Dol, Larribe, Pierre Legrand and Marc Feret were kidnapped on September 16, 2010, from a uranium mining compound in Arlit, north-central Niger. They work for French nuclear giant Areva.


Speaking as he met the ex-hostages, Niger President Mahamadou Issoufou said his country had worked for their release, but provided no details.

"Since the kidnapping of the hostages three years ago, Niger has worked on obtaining their release. Now it's done," he said, congratulating the hostages for "regaining their freedom after months of difficult trials".

Legrand's mother Pascale Robert told BFMTV: "Now we're waiting for them to physically return, to see them, to touch them."

The news of their release came days after regional security sources in the town of Gao in Mali reported the presence of envoys in the Sahel "to speed up negotiations towards freeing the French hostages".

France had officially denied sending envoys.

According to a high-ranking Nigerien source, the four were taken to Niamey by a helicopter from Anefis in northeastern Mali near the Algerian border.

That was the site of final negotiations which included Mohamed Akotey, a former Tuareg rebel who is a senior executive with an Areva subsidiary in Niger.

The hostages were apparently held in different locations to prevent them being freed in any French assault, and were brought together just days before the release.

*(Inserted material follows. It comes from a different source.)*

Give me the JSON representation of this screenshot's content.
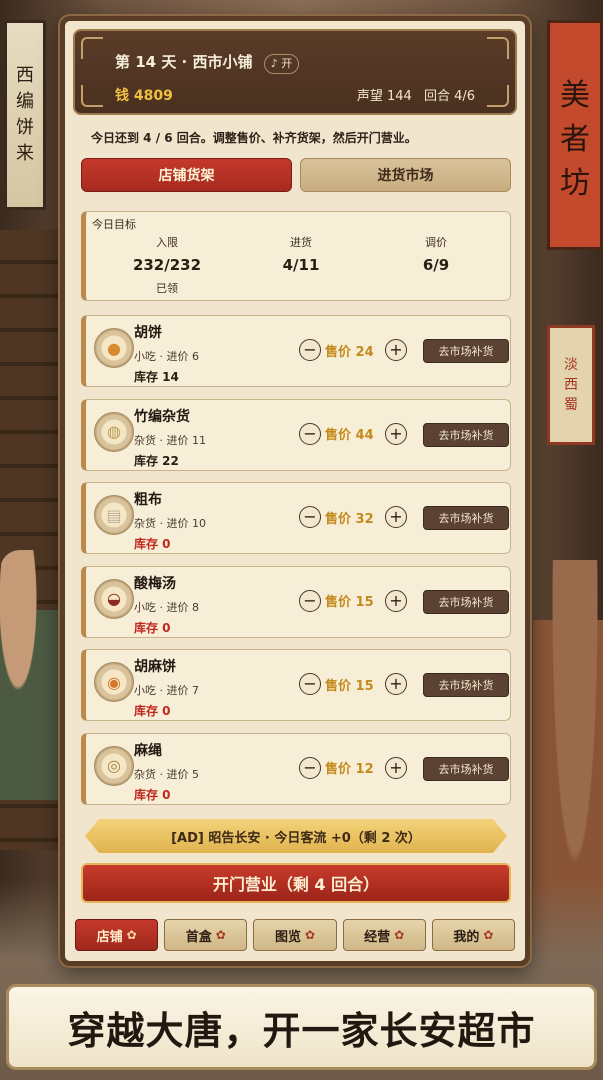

A Malian security source also said that "the final negotiations took place in the Malian desert", adding that "eminent Malians in the north provided timely assistance".

Mali's government welcomed the release but made no mention of any negotiations or whether it took part.

Three other people who were kidnapped at the time - Francoise Larribe, a Togolese and a Madagascan - were freed in February 2011.

AQIM had demanded at least $124 million for the release of the remaining hostages.

At least seven French hostages remain in captivity around the world, including two snatched in Mali, one in Nigeria and four in Syria.

AQIM grew out of a movement launched in the late 1990s by radical Algerian rebels who sought the overthrow of the Algiers government.

The organisation allied with al Qaeda in 2006 and has spun a network across tribal, clan, family and business lines that stretches across the vast Sahel region.